Арей нашёл свою гибель, но не смерть. Он не мог умереть, и всё, что ему оставалось — давиться горечью этого безрадостного места и молить, молить, молить…

О прощении. О забытом свете. О том, чтобы ещё хотя бы раз увидеть её.

Понятия времени в Тартаре не существовало, а потому Арей не мог знать, сколько прошло земных лет. Расщелина Духов, бесконечная и мрачная, стала приютом для сотен тысяч таких же заблудших, как он. Шагая по туманным равнинам, бывший барон мрака перебирал осколки своей жизни. Каждое её мгновение — от самых счастливых до самых горьких.

То время, когда он, молодой и наивный, летал по Эдемскому саду — наполненный трепещущим светом, искрящейся радостью и единый с Ним. Дружба с другими стражами, его верный грифон, восторг первотворения и ярчайшая вспышка двух первых эйдосов.

Затем в его воспалённой памяти всплыла последующая бездна, смрад найденного Тартара и насилие, начавшее распространяться по миру. Века и века, слившиеся в одну бесконечную бойню, когда его знаменитый клинок знакомо холодил руку, а враги рассыпались в пепел безвестности.

Она… Встреча на хлипком мосту, переброшенном через топкие берега. Чувство, рождавшееся посреди бесплодных Запретных земель и расцветшее на шумном склоне Лысой Горы. Вкус её тёплых губ, тонкая рука, перебирающая его тронутые сединой волосы. Новая жизнь, которую они создали вдвоём — чудесная, розовощёкая, непоседливая жизнь. И смерть, оборвавшая всё.

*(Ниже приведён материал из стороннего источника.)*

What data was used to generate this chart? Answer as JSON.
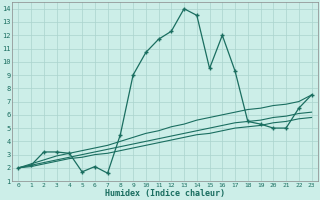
{
  "xlabel": "Humidex (Indice chaleur)",
  "bg_color": "#cceee8",
  "grid_color": "#aad4ce",
  "line_color": "#1a6e60",
  "x_data": [
    0,
    1,
    2,
    3,
    4,
    5,
    6,
    7,
    8,
    9,
    10,
    11,
    12,
    13,
    14,
    15,
    16,
    17,
    18,
    19,
    20,
    21,
    22,
    23
  ],
  "y_main": [
    2.0,
    2.2,
    3.2,
    3.2,
    3.1,
    1.7,
    2.1,
    1.6,
    4.5,
    9.0,
    10.7,
    11.7,
    12.3,
    14.0,
    13.5,
    9.5,
    12.0,
    9.3,
    5.5,
    5.3,
    5.0,
    5.0,
    6.5,
    7.5
  ],
  "y_line1": [
    2.0,
    2.1,
    2.3,
    2.5,
    2.7,
    2.8,
    3.0,
    3.1,
    3.3,
    3.5,
    3.7,
    3.9,
    4.1,
    4.3,
    4.5,
    4.6,
    4.8,
    5.0,
    5.1,
    5.2,
    5.4,
    5.5,
    5.7,
    5.8
  ],
  "y_line2": [
    2.0,
    2.2,
    2.4,
    2.6,
    2.8,
    3.0,
    3.2,
    3.4,
    3.6,
    3.8,
    4.0,
    4.2,
    4.4,
    4.6,
    4.8,
    5.0,
    5.2,
    5.4,
    5.5,
    5.6,
    5.8,
    5.9,
    6.1,
    6.2
  ],
  "y_line3": [
    2.0,
    2.3,
    2.6,
    2.9,
    3.1,
    3.3,
    3.5,
    3.7,
    4.0,
    4.3,
    4.6,
    4.8,
    5.1,
    5.3,
    5.6,
    5.8,
    6.0,
    6.2,
    6.4,
    6.5,
    6.7,
    6.8,
    7.0,
    7.5
  ],
  "xlim": [
    -0.5,
    23.5
  ],
  "ylim": [
    1,
    14.5
  ],
  "xticks": [
    0,
    1,
    2,
    3,
    4,
    5,
    6,
    7,
    8,
    9,
    10,
    11,
    12,
    13,
    14,
    15,
    16,
    17,
    18,
    19,
    20,
    21,
    22,
    23
  ],
  "yticks": [
    1,
    2,
    3,
    4,
    5,
    6,
    7,
    8,
    9,
    10,
    11,
    12,
    13,
    14
  ]
}
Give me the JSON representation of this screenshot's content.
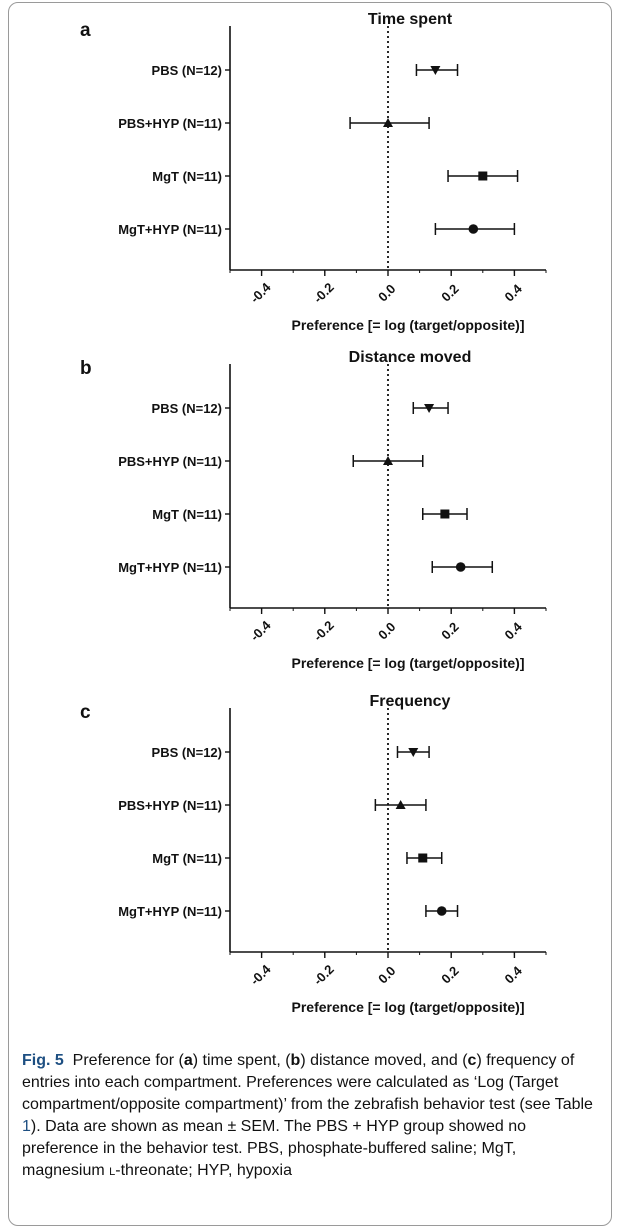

Страшные годы метаний и отшельничества, а затем спасение маленькой ведьмы, которая стала его воспитанницей. Он думал, что сильнее неё не привяжется уже ни к кому. Так было до тех пор, пока его учеником не стал умный и дерзкий мальчишка с хвостом русых волос, которого Арей, сам того не заметив, полюбил, как родного сына. А потом появилась его дочь…

Восставшая из праха прошлого, совсем не похожая на ту смешливую малышку, которой он её запомнил. Но первого же взгляда ему хватило, чтобы понять: это его дочь. У девушки был его несгибаемый характер. И её глаза.

Вспоминая теперь их незабываемый оттенок, Арей раз за разом убеждался, что его жертва стоила всего. Пусть он никогда уже не вырвется из своего жуткого бесконечного полусуществования, те, кто был ему дорог, обрели шанс.

Он понял это, когда впервые после собственной гибели увидел Мефодия в Расщелине Духов. Взгляд Арея зацепился за коричневый шнурок на шее бывшего ученика, и он всё понял. Мефодий умер, но стал златокрылым. А когда по просьбе учителя парень материализовал крылья, и они раскинулись, озаряя истинным светом мрачный Тартар, гордость переполнила Арея до краев. Они с Мефодием поменялись местами — тот закончил тем, с чего учитель когда-то начинал, и всё возвратилось к началу.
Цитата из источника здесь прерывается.